İngiliz yazar Arthur Charles Clarke’ın 1953 yılında yazdığı Çocukluğun Sonu metninin, kendi yazdığı romanlar arasında çok özel bir yeri vardır. Çocukluğun Sonu, Arthur C. Clarke’ın bilim-kurgu edebiyatında öne çıkmasını sağlayan çok yönlü bir metindir.
Benim buradaki amacımsa, hem bu romanı okuma merakı oluşturmak hem de metinle ilgili kilit bilgiler vermeden, soracağım 10 soru üzerinden -kitabı okuduktan sonra tekrar dönüp bu makaledeki ipuçlarını kullanarak- metni yeniden düşünmenizi sağlamaktır.
Bir kitabın, ancak bu amacını tamamladıktan sonra (üzerinde yeniden düşünmek), gerçek bir eser olarak kıymet bulacağını düşünenlerdenim. Gelin, bu eserin hep beraber hakkını verelim.
Dünyaya gelen ‘hükümdar’ güçlerin amacı ile günümüzde belirgin şekilde ortaya çıkmış ve ileri teknolojiyi temsil eden kişi ve kurumların amaçlarının benzerliği dikkat çekicidir. Acaba Arthur C. Clarke, aşırı göz önünde olan bir şeye yeni gözlerle bakma ihtiyacını mı vurgulamıştır? (Acaba bu gözlerin gördüğü ilk şey ne olur?)
Romanda ‘çocukluk’ tanımının çağrışımı, çocukluktan çok daha derin ve kapsayıcıdır. Acaba hangimizin gerçekten çocuk olduğu konusunda, tüm dünya halkları olarak, bir tartışma başlatsak; bu nasıl sonuçlanır (veya sonuçlanabilir mi)? Biz yetişkinler tarafından tabii ki…
‘İçimizdeki çocuk’ günümüz imkanları ile birleştiğinde, dünya nasıl bir yer olacaktır? (Sırf bu maddenin açık ve net tasvirini ortaya koyduğu için bile bu roman, ayrıcalıklıdır.)
İyicil güçler ile kötücül güçlerin çarpışması sonucu, -hakem olmaksızın gerçekleşen ve gitgide derinleşen bu ‘kapışma’nın sonu- aslında (ve önceden) biliniyor mu? Bunun kitaptaki yansımaları, sizi çok şaşırtacak. Emin olabilirsiniz.
Daha önce de bahsetmiştik, ‘hükümdar’ güçlerin nereden geldikleri konusu muğlaktır. Bu durum, romanı okurken ve sonrasında; bu güçler, derin inançlarımız, dinler ve köklü diğer inançlarımız hakkında, günümüz koşullarını da düşünerek, bugün olanları ve mevcut durumumuzu sorgulamamıza neden olmaz mı? Olmuyorsa, bunun olmamasını isteyen ve izleyen bir güç mü var?
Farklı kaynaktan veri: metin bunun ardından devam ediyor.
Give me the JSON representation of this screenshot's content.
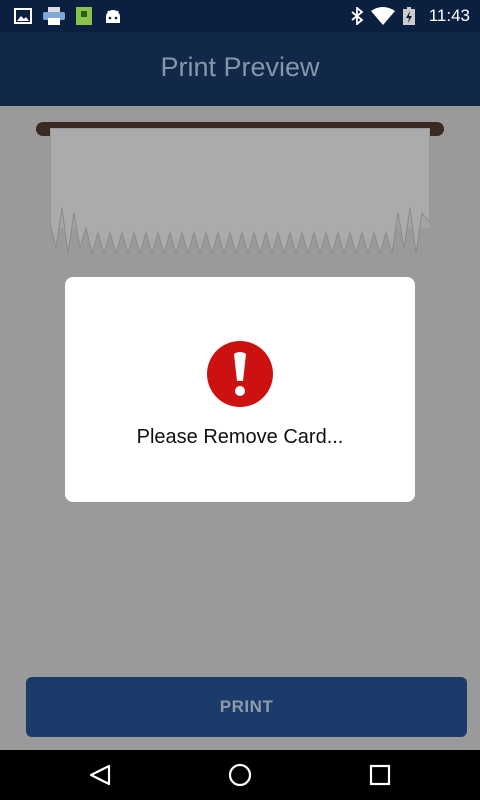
{
  "status_bar": {
    "time": "11:43",
    "left_icons": [
      "image-icon",
      "printer-icon",
      "sim-card-icon",
      "android-icon"
    ],
    "right_icons": [
      "bluetooth-icon",
      "wifi-icon",
      "battery-charging-icon"
    ]
  },
  "app_bar": {
    "title": "Print Preview"
  },
  "dialog": {
    "icon": "alert-icon",
    "icon_color": "#cc1111",
    "message": "Please Remove Card..."
  },
  "actions": {
    "print_label": "PRINT"
  },
  "nav_bar": {
    "buttons": [
      "back-icon",
      "home-icon",
      "recents-icon"
    ]
  },
  "colors": {
    "app_bar": "#112848",
    "button": "#1b3b6a",
    "overlay": "#9a9a9a"
  }
}
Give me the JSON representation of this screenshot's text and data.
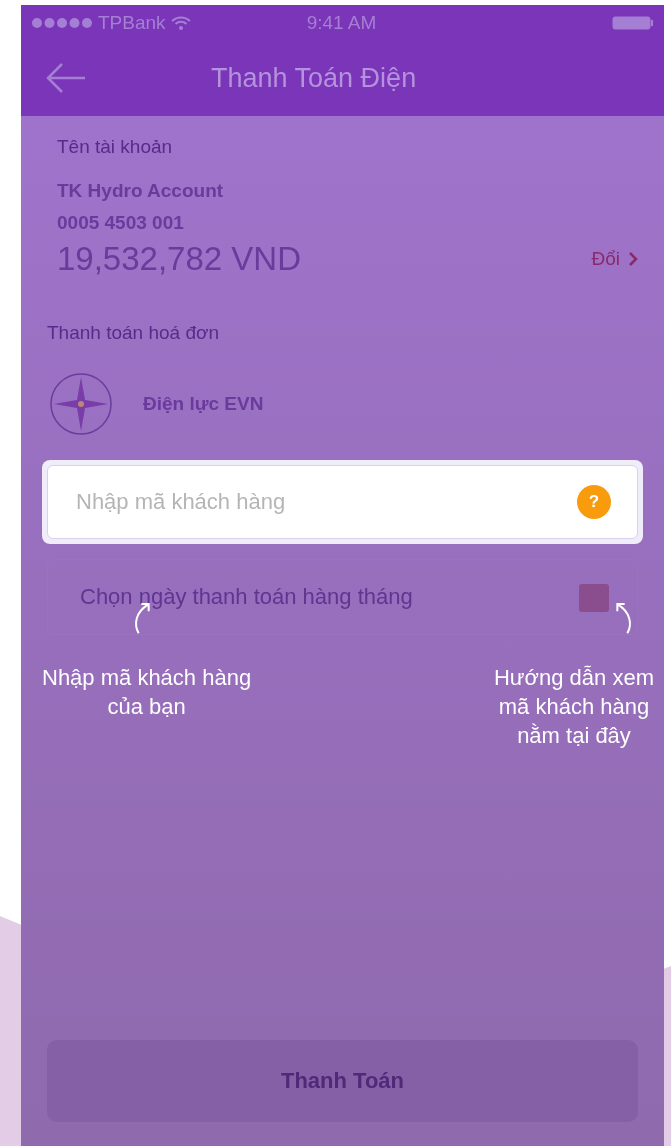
{
  "status_bar": {
    "carrier": "TPBank",
    "time": "9:41 AM"
  },
  "header": {
    "title": "Thanh Toán Điện"
  },
  "account": {
    "label": "Tên tài khoản",
    "name": "TK Hydro Account",
    "number": "0005 4503 001",
    "balance": "19,532,782 VND",
    "change_link": "Đổi"
  },
  "bill": {
    "section_label": "Thanh toán hoá đơn",
    "provider": "Điện lực EVN"
  },
  "customer_field": {
    "placeholder": "Nhập mã khách hàng",
    "help": "?"
  },
  "date_field": {
    "placeholder": "Chọn ngày thanh toán hàng tháng"
  },
  "hints": [
    {
      "text": "Nhập mã khách hàng\ncủa bạn",
      "kind": "left"
    },
    {
      "text": "Hướng dẫn xem\nmã khách hàng\nnằm tại đây",
      "kind": "right"
    }
  ],
  "pay_button": {
    "label": "Thanh Toán",
    "disabled": true
  }
}
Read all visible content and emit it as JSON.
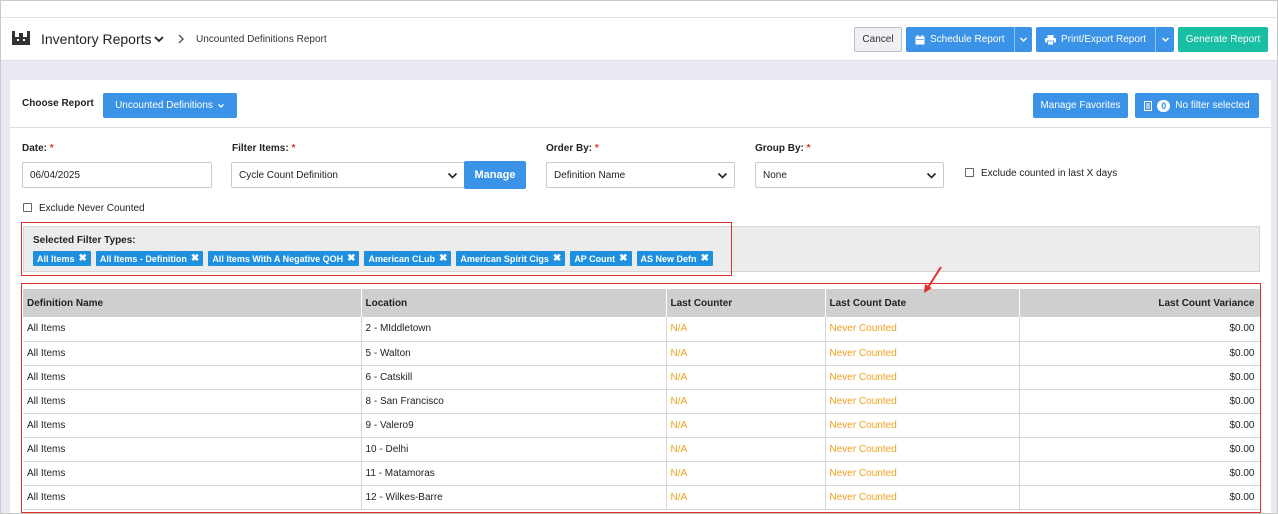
{
  "header": {
    "title": "Inventory Reports",
    "breadcrumb": "Uncounted Definitions Report",
    "cancel_label": "Cancel",
    "schedule_label": "Schedule Report",
    "print_label": "Print/Export Report",
    "generate_label": "Generate Report"
  },
  "report_bar": {
    "choose_label": "Choose Report",
    "selected_report": "Uncounted Definitions",
    "manage_favorites_label": "Manage Favorites",
    "filter_count": "0",
    "no_filter_label": "No filter selected"
  },
  "form": {
    "date_label": "Date:",
    "date_value": "06/04/2025",
    "filter_items_label": "Filter Items:",
    "filter_items_value": "Cycle Count Definition",
    "manage_label": "Manage",
    "order_by_label": "Order By:",
    "order_by_value": "Definition Name",
    "group_by_label": "Group By:",
    "group_by_value": "None",
    "exclude_counted_label": "Exclude counted in last X days",
    "exclude_never_label": "Exclude Never Counted",
    "required_mark": "*"
  },
  "filters": {
    "title": "Selected Filter Types:",
    "tags": [
      "All Items",
      "All Items - Definition",
      "All Items With A Negative QOH",
      "American CLub",
      "American Spirit Cigs",
      "AP Count",
      "AS New Defn"
    ]
  },
  "table": {
    "columns": [
      "Definition Name",
      "Location",
      "Last Counter",
      "Last Count Date",
      "Last Count Variance"
    ],
    "rows": [
      [
        "All Items",
        "2 - MIddletown",
        "N/A",
        "Never Counted",
        "$0.00"
      ],
      [
        "All Items",
        "5 - Walton",
        "N/A",
        "Never Counted",
        "$0.00"
      ],
      [
        "All Items",
        "6 - Catskill",
        "N/A",
        "Never Counted",
        "$0.00"
      ],
      [
        "All Items",
        "8 - San Francisco",
        "N/A",
        "Never Counted",
        "$0.00"
      ],
      [
        "All Items",
        "9 - Valero9",
        "N/A",
        "Never Counted",
        "$0.00"
      ],
      [
        "All Items",
        "10 - Delhi",
        "N/A",
        "Never Counted",
        "$0.00"
      ],
      [
        "All Items",
        "11 - Matamoras",
        "N/A",
        "Never Counted",
        "$0.00"
      ],
      [
        "All Items",
        "12 - Wilkes-Barre",
        "N/A",
        "Never Counted",
        "$0.00"
      ]
    ]
  },
  "colors": {
    "primary": "#3b93e8",
    "teal": "#18bfa3",
    "tag": "#1f90e0",
    "status_orange": "#f0a020",
    "highlight_red": "#e0302e"
  }
}
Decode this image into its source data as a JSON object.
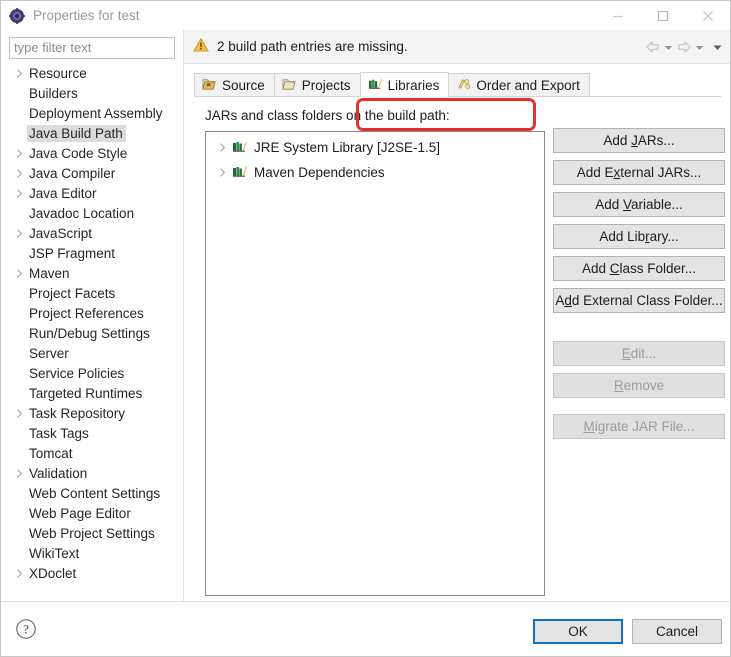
{
  "window": {
    "title": "Properties for test",
    "icon": "properties-gear-icon",
    "controls": {
      "minimize": "minimize-icon",
      "maximize": "maximize-icon",
      "close": "close-icon"
    }
  },
  "filter": {
    "placeholder": "type filter text",
    "value": ""
  },
  "sidebar": {
    "items": [
      {
        "label": "Resource",
        "expandable": true,
        "selected": false
      },
      {
        "label": "Builders",
        "expandable": false,
        "selected": false
      },
      {
        "label": "Deployment Assembly",
        "expandable": false,
        "selected": false
      },
      {
        "label": "Java Build Path",
        "expandable": false,
        "selected": true
      },
      {
        "label": "Java Code Style",
        "expandable": true,
        "selected": false
      },
      {
        "label": "Java Compiler",
        "expandable": true,
        "selected": false
      },
      {
        "label": "Java Editor",
        "expandable": true,
        "selected": false
      },
      {
        "label": "Javadoc Location",
        "expandable": false,
        "selected": false
      },
      {
        "label": "JavaScript",
        "expandable": true,
        "selected": false
      },
      {
        "label": "JSP Fragment",
        "expandable": false,
        "selected": false
      },
      {
        "label": "Maven",
        "expandable": true,
        "selected": false
      },
      {
        "label": "Project Facets",
        "expandable": false,
        "selected": false
      },
      {
        "label": "Project References",
        "expandable": false,
        "selected": false
      },
      {
        "label": "Run/Debug Settings",
        "expandable": false,
        "selected": false
      },
      {
        "label": "Server",
        "expandable": false,
        "selected": false
      },
      {
        "label": "Service Policies",
        "expandable": false,
        "selected": false
      },
      {
        "label": "Targeted Runtimes",
        "expandable": false,
        "selected": false
      },
      {
        "label": "Task Repository",
        "expandable": true,
        "selected": false
      },
      {
        "label": "Task Tags",
        "expandable": false,
        "selected": false
      },
      {
        "label": "Tomcat",
        "expandable": false,
        "selected": false
      },
      {
        "label": "Validation",
        "expandable": true,
        "selected": false
      },
      {
        "label": "Web Content Settings",
        "expandable": false,
        "selected": false
      },
      {
        "label": "Web Page Editor",
        "expandable": false,
        "selected": false
      },
      {
        "label": "Web Project Settings",
        "expandable": false,
        "selected": false
      },
      {
        "label": "WikiText",
        "expandable": false,
        "selected": false
      },
      {
        "label": "XDoclet",
        "expandable": true,
        "selected": false
      }
    ]
  },
  "message_bar": {
    "icon": "warning-icon",
    "text": "2 build path entries are missing.",
    "nav": {
      "back": "back-arrow-icon",
      "back_menu": "chevron-down-icon",
      "forward": "forward-arrow-icon",
      "forward_menu": "chevron-down-icon",
      "overflow_menu": "chevron-down-icon"
    }
  },
  "tabs": [
    {
      "label": "Source",
      "icon": "source-folder-icon",
      "active": false
    },
    {
      "label": "Projects",
      "icon": "project-folder-icon",
      "active": false
    },
    {
      "label": "Libraries",
      "icon": "library-books-icon",
      "active": true
    },
    {
      "label": "Order and Export",
      "icon": "order-export-icon",
      "active": false
    }
  ],
  "libraries_tab": {
    "list_label": "JARs and class folders on the build path:",
    "entries": [
      {
        "label": "JRE System Library [J2SE-1.5]",
        "icon": "library-books-icon",
        "expandable": true
      },
      {
        "label": "Maven Dependencies",
        "icon": "library-books-icon",
        "expandable": true
      }
    ],
    "buttons": [
      {
        "label": "Add JARs...",
        "mnemonic": "J",
        "enabled": true,
        "highlighted": false
      },
      {
        "label": "Add External JARs...",
        "mnemonic": "x",
        "enabled": true,
        "highlighted": false
      },
      {
        "label": "Add Variable...",
        "mnemonic": "V",
        "enabled": true,
        "highlighted": false
      },
      {
        "label": "Add Library...",
        "mnemonic": "r",
        "enabled": true,
        "highlighted": true
      },
      {
        "label": "Add Class Folder...",
        "mnemonic": "C",
        "enabled": true,
        "highlighted": false
      },
      {
        "label": "Add External Class Folder...",
        "mnemonic": "d",
        "enabled": true,
        "highlighted": false
      },
      {
        "label": "Edit...",
        "mnemonic": "E",
        "enabled": false,
        "highlighted": false
      },
      {
        "label": "Remove",
        "mnemonic": "R",
        "enabled": false,
        "highlighted": false
      },
      {
        "label": "Migrate JAR File...",
        "mnemonic": "M",
        "enabled": false,
        "highlighted": false
      }
    ]
  },
  "footer": {
    "help": "help-icon",
    "ok_label": "OK",
    "cancel_label": "Cancel"
  },
  "colors": {
    "annotation_red": "#e8302a",
    "default_button_focus": "#0a73c8",
    "selection_gray": "#dcdcdc",
    "warning_amber": "#f0b429"
  }
}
Kitapta ‘gelecek’ tanımlaması da günümüz için bile görünmeyen bir menzile dayalı akışa bırakılmıştır. Gelecek, bir zamanların şimdisi, bizim içinse neredeyse hiç ulaşılmayacak bir metafor haline dönüştü. Yazar, acaba bu gibi tanımlarda, hepimizin üzerinde mutabık kaldığı belirli bir zaman dilimi ve tüm insanlık için gezegensel bir olumlu hedef koymanın önemine ne derece atıfta bulunmuştur? Bunu yapmalı mıyız?
Bilinmeyenin (veya yukarıdaki bahsettiğimiz belirsizliklerin) korkusu bize geçmişten değil de, gelecekten mi kaldı yoksa? (Bu soruyu, kitap tanıtım metninden aldım, belki de en önemli, üzerinde en çok kafa yorulması gereken soru bu.)
Kitabı okuduktan sonra belki sizin de aklınıza gelebilir; ya anlatı gibi bir distopik durum arka planda gerçekleşiyorsa, daha da kötüsü gerçekleşmişse, tepkiniz ne olurdu? Dünya sizin için nasıl bir yere dönüşürdü?
Eğer etrafa baktığınızda çocukça gördüğünüz şeylerin sayısı gitgide artıyorsa, bu çocukların ebeveynleri hakkında kafanızda nasıl bir düşünce oluşur? Yoksa o ebeveynler siz misiniz?
Son not: Umarım bu romanı okuma iştahınızı kabartmışımdır. Günümüzde ortaya çıkan olgular, gerçekten üzerinde iyice düşünülmesi gereken ‘bir takım’ mesajlar halini aldı.
Buradaki 10 sorunun açık ve net cevaplarını, romanı okurken, hiç zorlanmadan bulabileceksiniz.
Bilimle kalın, hayatınızı siz kurgulayın, başkaları değil!